What is the current status of TIM (Transient Intermodulation Distortion)?  In the late '70s and later, too much negative feedback got the blame.  Some audiophile amplifiers are advertised with "0 feedback."   Otala did a follow up paper in 2013, but I can't find it.  The Google citation for the 2013 paper sends me to the 1977 paper.   When Matti Otala came up with it in 1977, PWK said it should be named Otala distortion, in Matti's honor.  

 

I think John Curl still gives TIM figures in the spec sheets for his Parasound amplifiers, on the ground that there is little correlation between listening tests and either THD or ordinary intermodulation distortion, but there is between TIM and listening test results?  Yeah, here we go for the Halo jc5:  http://www.parasound.com/jc5.php under Specs (not Features): TIM Unmeasurable

1977 PDF

http://www.jockohomo.net/data/7470.pdf

 

 Nice write up by Olin Lathrop

Transient Intermodulation distortion (TIM) is usually measured by putting a burst of a fixed frequency into a amplifier and then measuring what actually comes out. By Fourier analisys, you can see that changing amplitude of a frequency actually implies additional frequencies. This is why AM radio stations can't be spaced too close together. They don't just radiate at the carrier frequency, but some range on either side of the carrier frequency.
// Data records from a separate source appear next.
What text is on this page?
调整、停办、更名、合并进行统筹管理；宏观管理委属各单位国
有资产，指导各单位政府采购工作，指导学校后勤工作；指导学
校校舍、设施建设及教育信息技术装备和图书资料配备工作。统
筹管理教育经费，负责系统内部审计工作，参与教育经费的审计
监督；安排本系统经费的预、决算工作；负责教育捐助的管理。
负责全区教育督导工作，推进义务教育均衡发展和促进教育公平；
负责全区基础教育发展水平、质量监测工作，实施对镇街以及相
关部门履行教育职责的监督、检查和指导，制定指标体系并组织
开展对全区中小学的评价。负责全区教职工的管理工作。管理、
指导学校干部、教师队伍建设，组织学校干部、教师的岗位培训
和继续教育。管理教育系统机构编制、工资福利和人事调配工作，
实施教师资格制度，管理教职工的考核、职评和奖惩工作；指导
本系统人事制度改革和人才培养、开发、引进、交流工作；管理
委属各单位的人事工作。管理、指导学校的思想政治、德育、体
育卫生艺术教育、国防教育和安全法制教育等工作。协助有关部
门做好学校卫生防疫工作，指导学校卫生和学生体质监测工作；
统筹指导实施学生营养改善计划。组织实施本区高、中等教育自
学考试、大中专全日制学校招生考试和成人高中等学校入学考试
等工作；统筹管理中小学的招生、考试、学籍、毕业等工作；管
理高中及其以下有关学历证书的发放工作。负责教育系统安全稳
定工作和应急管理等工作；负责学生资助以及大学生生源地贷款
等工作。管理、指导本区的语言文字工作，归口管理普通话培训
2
The additional frequencies of a single-frequency burst cause particular trouble to some types of amplifiers, and the resulting distortion appears more noticable to human listeners than more general distortion. Put another way, audio quality isn't just about total distortion level, but the type of distortion too. Different types of distortion are more objectionable than others, and TIM is of the more objectionable type. This is why there is sometimes a separate spec for TIM in addition to the overall distortion spec.

TIM seems to be exacerbated by amplifiers that don't have much frequency headroom above the highest desired frequency, and a high global feedback ratio. Design techniques to minimize TIM include:

 

  1. Making the internal signal path of the amplifier still have gain well above the highest frequency of interest. For example, for a "HiFi" audio amp that must work up to 20 kHz, you may want individual stages to be reasonably flat to 100 kHz.
  2. A simple passive low pass filter in front of the amp that limits incoming signals above the specified operating range. This together with point 1 means that the active part of the amp will only see frequencies for which it's gain is relatively flat. This can be as simple as a one or two stage R-C filter.
  3. The gain of each stage should be stable and well-defined. Do not rely on global feedback to deal with high and unrestrained gain of individual stages.
  4. Keep the global feedback fairly low, which is the same as saying keep the open-loop gain of the overall amp only somewhat above the final desired gain of the whole amp. 10-15 dB seems to be a reasonable range. If all the stages individually have reasonably flat gain, then not much feedback will be needed to guarantee overall flat and predictable gain anyway.

https://electronics.stackexchange.com/questions/156643/what-is-transient-intermodulation-distortion

 

Decent write up, beat is one of the RF items I could learn more about, Radio the final frontier.

https://en.wikipedia.org/wiki/Intermodulation

 

A frequency spectrum plot showing intermodulation between two injected signals at 270 and 275 MHz (the large spikes). Visible intermodulation products are seen as small spurs at 280 MHz and 265 MHz.